Temps de lecture: 7 min.

Quelles sont les prochaines étapes ? Aux yeux du grand public, 2023 fut l’année de l’IA, notamment grâce à l’émergence de cette intelligence artificielle générative dont ChatGPT est emblématique. En réalité, bien d’autres changements ont marqué l’année écoulée et il en sera probablement de même pour l’année venir. En effet, les grandes tendances de la transformation digitale en 2024 ne se limitent pas aux facteurs les plus médiatisés. D’autres forces, moins connues, contribuent également à les façonner. Nous avons identifié sept tendances de fond à fort impact. Il s'agit du développement de produits en mode Agile, du développement durable, de l'évolution de la main-d'œuvre, de l'informatique spatiale, de la cybersécurité et, bien sûr, de l'IA.

L’adoption du développement de produits en mode Agile

L'agilité est un concept nébuleux. De nombreuses entreprises assurent qu'elles sont Agiles, alors qu'elles ne sont qu'agiles… La différence que marque cette majuscule est déroutante, n’est-ce pas ? Les curieux pourront consulter notre livre blanc sur la compréhension des principes fondamentaux de la conception Agile de produits, mais, pour le dire rapidement, il s'agit essentiellement de travailler avec des cycles de développement continus et itératifs plutôt que par des étapes d'approbation. La méthode Agile encourage la communication quotidienne, le retour d'information continu et la collaboration inter services rapide vers un objectif convenu et quantifiable.

Les entreprises qui adoptent véritablement la méthode Agile dans la création de produits physiques ont tendance à observer une uniformisation des rythmes de production, des niveaux de risque réduits et de meilleurs délais de rentabilité. PTC a récemment mené une enquête sur la transformation digitale. Les répondants devaient entre autres auto évaluer leur niveau d’adoption des nouvelles technologies et solutions en matière de développement produit. 28 % des répondants qui se considéraient comme « bien avancés » mettaient en œuvre et exploitaient pleinement les pratiques Agiles. La tendance montre que les entreprises à la traîne sont peu enclines à s’approprier les pratiques Agiles. En effet 25% de ces entreprises à la traine déclarent ne pas les avoir adoptées contre seulement 19% des leaders.

Notre étude révèle également un investissement notable dans l'Agilité par tous les répondants (même si, naturellement, les leaders avaient tendance à être plus avancés). À mesure que les avantages de la méthode Agile gagneront en évidence dans le développement de produits physiques, nous nous attendons à ce que se creuse l’écart entre leaders et retardataires. Parallèlement, l’usage des principes Agile s’intensifiera. Ils ont déjà révolutionné le monde du logiciel, et en 2024, ils s’apprêtent à conquérir le "hardware" (objets physiques et équipements).

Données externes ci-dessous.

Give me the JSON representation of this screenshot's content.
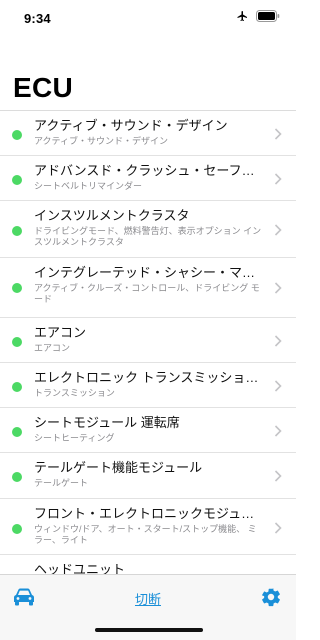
{
  "status_bar": {
    "time": "9:34"
  },
  "header": {
    "title": "ECU"
  },
  "colors": {
    "connected_dot": "#4cd964",
    "accent": "#1a8fd8"
  },
  "ecus": [
    {
      "title": "アクティブ・サウンド・デザイン",
      "subtitle": "アクティブ・サウンド・デザイン"
    },
    {
      "title": "アドバンスド・クラッシュ・セーフテ…",
      "subtitle": "シートベルトリマインダー"
    },
    {
      "title": "インスツルメントクラスタ",
      "subtitle": "ドライビングモード、燃料警告灯、表示オプション インスツルメントクラスタ"
    },
    {
      "title": "インテグレーテッド・シャシー・マネ…",
      "subtitle": "アクティブ・クルーズ・コントロール、ドライビング モード"
    },
    {
      "title": "エアコン",
      "subtitle": "エアコン"
    },
    {
      "title": "エレクトロニック トランスミッション…",
      "subtitle": "トランスミッション"
    },
    {
      "title": "シートモジュール 運転席",
      "subtitle": "シートヒーティング"
    },
    {
      "title": "テールゲート機能モジュール",
      "subtitle": "テールゲート"
    },
    {
      "title": "フロント・エレクトロニックモジュール",
      "subtitle": "ウィンドウ/ドア、オート・スタート/ストップ機能、 ミラー、ライト"
    },
    {
      "title": "ヘッドユニット",
      "subtitle": ""
    }
  ],
  "tab_bar": {
    "car_icon": "car-icon",
    "disconnect_label": "切断",
    "settings_icon": "gear-icon"
  }
}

Quand software and hardware deviennent inséparables

Marc Andreessen, un des grands visionnaires du web, prédisait que le logiciel dévorerait un jour le monde. Le propos a beau être symbolique, il n’en est pas moins lucide. On observe une présence croissante des logiciels dans des domaines d’où ils étaient autrefois absents, y compris dans les objets et équipements. Les produits connectés se sont imposés, modifiant les attentes des clients, les normes et la conformité réglementaire pour les fabricants. Pour assurer leur synergie, appareil et logiciel sont souvent développés côte à côte ou, du moins, avec une communication renforcée entre les équipes.

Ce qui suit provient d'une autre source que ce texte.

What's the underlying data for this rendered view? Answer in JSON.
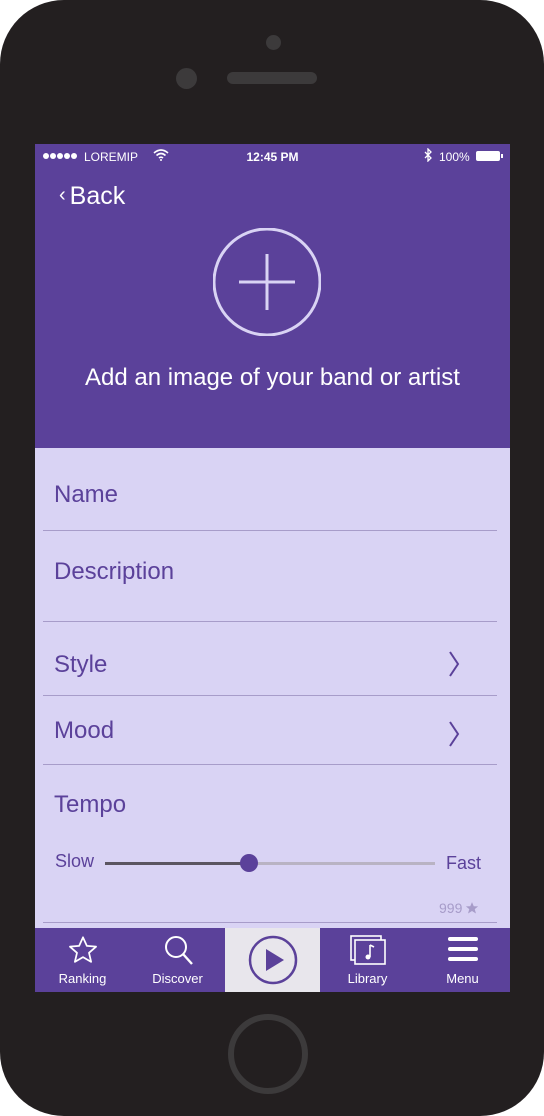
{
  "status_bar": {
    "carrier": "LOREMIP",
    "time": "12:45 PM",
    "battery": "100%"
  },
  "header": {
    "back_label": "Back",
    "add_caption": "Add an image of your band or artist"
  },
  "form": {
    "name_label": "Name",
    "description_label": "Description",
    "style_label": "Style",
    "mood_label": "Mood",
    "tempo_label": "Tempo",
    "tempo_min_label": "Slow",
    "tempo_max_label": "Fast",
    "tempo_value": 0.44,
    "rating_count": "999"
  },
  "tabs": [
    {
      "label": "Ranking",
      "icon": "star-icon"
    },
    {
      "label": "Discover",
      "icon": "search-icon"
    },
    {
      "label": "",
      "icon": "play-icon",
      "active": true
    },
    {
      "label": "Library",
      "icon": "library-icon"
    },
    {
      "label": "Menu",
      "icon": "menu-icon"
    }
  ],
  "colors": {
    "accent": "#5b419a",
    "form_bg": "#d9d3f4",
    "phone": "#231f20"
  }
}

En 2024, alors que les logiciels poursuivront leur conquête de territoires nouveaux, la collaboration entre les équipes se renforcera. Cette synergie renforce l’importance de la gestion du cycle de vie des applications (ALM - Application lifecycle management), concernant notamment le contrôle du développement, la maintenance et la conformité aux réglementations. L'ALM pose les bases d’une collaboration réussie entre les équipes en charge des logiciels et des produits, assurant une meilleure communication et moins d'incidents. Bien que l'ALM ne soit pas intrinsèquement Agile, leurs principes et méthodes se recoupent souvent. De quoi renforcer son adoption côté hardware.

PTC est convaincu par la pertinence de l'ALM pour les entreprises en cours de transformation digitale. Voilà pourquoi, en 2022, nous avons fait l’acquisition d'une technologie ALM de pointe : Codebeamer. Les logiciels ont changé le monde et les produits intelligents nécessitent une infrastructure qui garantit leur efficacité et leur conformité.

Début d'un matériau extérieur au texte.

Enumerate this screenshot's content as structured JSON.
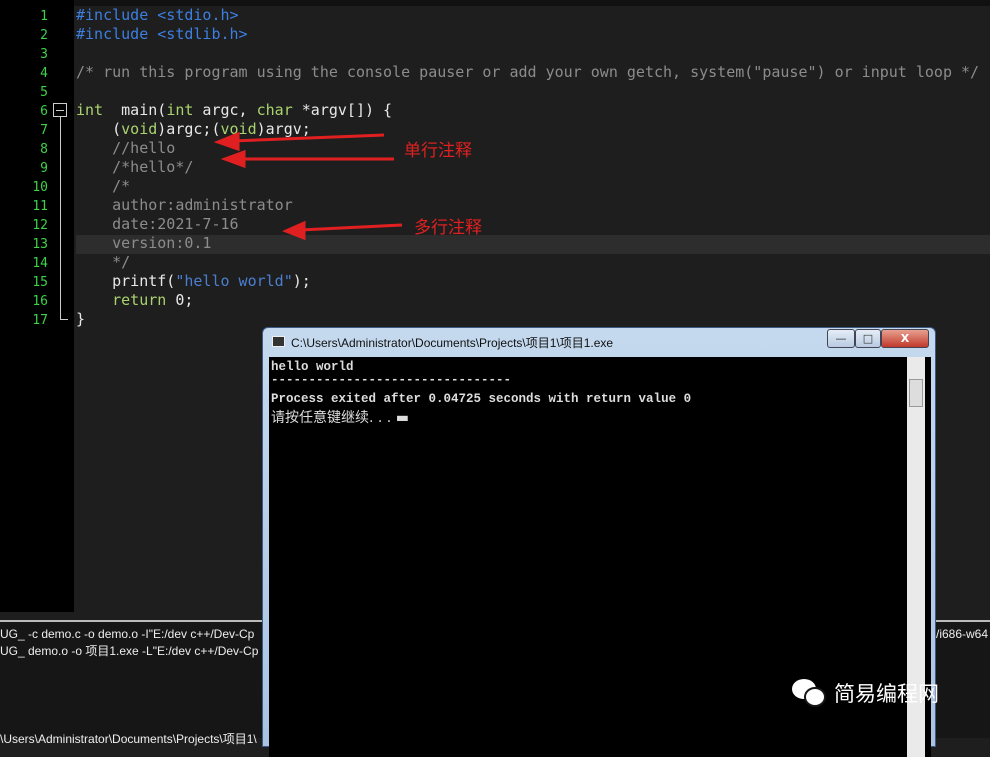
{
  "editor": {
    "line_numbers": [
      "1",
      "2",
      "3",
      "4",
      "5",
      "6",
      "7",
      "8",
      "9",
      "10",
      "11",
      "12",
      "13",
      "14",
      "15",
      "16",
      "17"
    ],
    "lines": [
      [
        [
          "pp",
          "#include <stdio.h>"
        ]
      ],
      [
        [
          "pp",
          "#include <stdlib.h>"
        ]
      ],
      [],
      [
        [
          "cm",
          "/* run this program using the console pauser or add your own getch, system(\"pause\") or input loop */"
        ]
      ],
      [],
      [
        [
          "kw",
          "int"
        ],
        [
          "",
          "  main("
        ],
        [
          "kw",
          "int"
        ],
        [
          "",
          " argc, "
        ],
        [
          "kw",
          "char"
        ],
        [
          "",
          " *argv[]) {"
        ]
      ],
      [
        [
          "",
          "    ("
        ],
        [
          "kw",
          "void"
        ],
        [
          "",
          ")argc;("
        ],
        [
          "kw",
          "void"
        ],
        [
          "",
          ")argv;"
        ]
      ],
      [
        [
          "cm",
          "    //hello"
        ]
      ],
      [
        [
          "cm",
          "    /*hello*/"
        ]
      ],
      [
        [
          "cm",
          "    /*"
        ]
      ],
      [
        [
          "cm",
          "    author:administrator"
        ]
      ],
      [
        [
          "cm",
          "    date:2021-7-16"
        ]
      ],
      [
        [
          "cm",
          "    version:0.1"
        ]
      ],
      [
        [
          "cm",
          "    */"
        ]
      ],
      [
        [
          "",
          "    printf("
        ],
        [
          "st",
          "\"hello world\""
        ],
        [
          "",
          ");"
        ]
      ],
      [
        [
          "",
          "    "
        ],
        [
          "kw",
          "return"
        ],
        [
          "",
          " 0;"
        ]
      ],
      [
        [
          "",
          "}"
        ]
      ]
    ]
  },
  "annotations": {
    "single_line": "单行注释",
    "multi_line": "多行注释",
    "color": "#e02020"
  },
  "compile_log": {
    "line1": "UG_ -c demo.c -o demo.o -I\"E:/dev c++/Dev-Cp",
    "line1_right": "/i686-w64",
    "line2": "UG_ demo.o -o 项目1.exe -L\"E:/dev c++/Dev-Cp",
    "line3": "\\Users\\Administrator\\Documents\\Projects\\项目1\\"
  },
  "console": {
    "title": "C:\\Users\\Administrator\\Documents\\Projects\\项目1\\项目1.exe",
    "minimize": "—",
    "maximize": "□",
    "close": "X",
    "output": [
      "hello world",
      "--------------------------------",
      "Process exited after 0.04725 seconds with return value 0",
      "请按任意键继续. . . ▬"
    ]
  },
  "watermark": {
    "text": "简易编程网",
    "icon": "wechat-icon"
  }
}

L'usage de l’IA ne se généralisera pas sans difficultés

2023 fut exceptionnelle pour l'IA, et cette dynamique ne montre aucun signe de ralentissement. Toutefois, l’avenir ne sera pas tout rose. Sasha Luccioni, chercheuse spécialisée en éthique de l’IA, a récemment donné une conférence TED (vidéo ci-dessous) qui livre des conclusions mitigées. Non, l'IA n'est pas prête à remplacer la main-d'œuvre humaine. Certes, elle aura son utilité, mais elle ne sera pas sans inconvénients.


Une bataille juridique est d’ailleurs engagée. Les auteurs, les artistes et autres créateurs refusent avec vigueur que l’œuvre d’une vie puisse être exploitée sans consentement ni compensation. Étant donné la ferveur des affrontements, on imagine mal que l’usage de l'IA générative ne soit pas infléchi par une forme de réglementation.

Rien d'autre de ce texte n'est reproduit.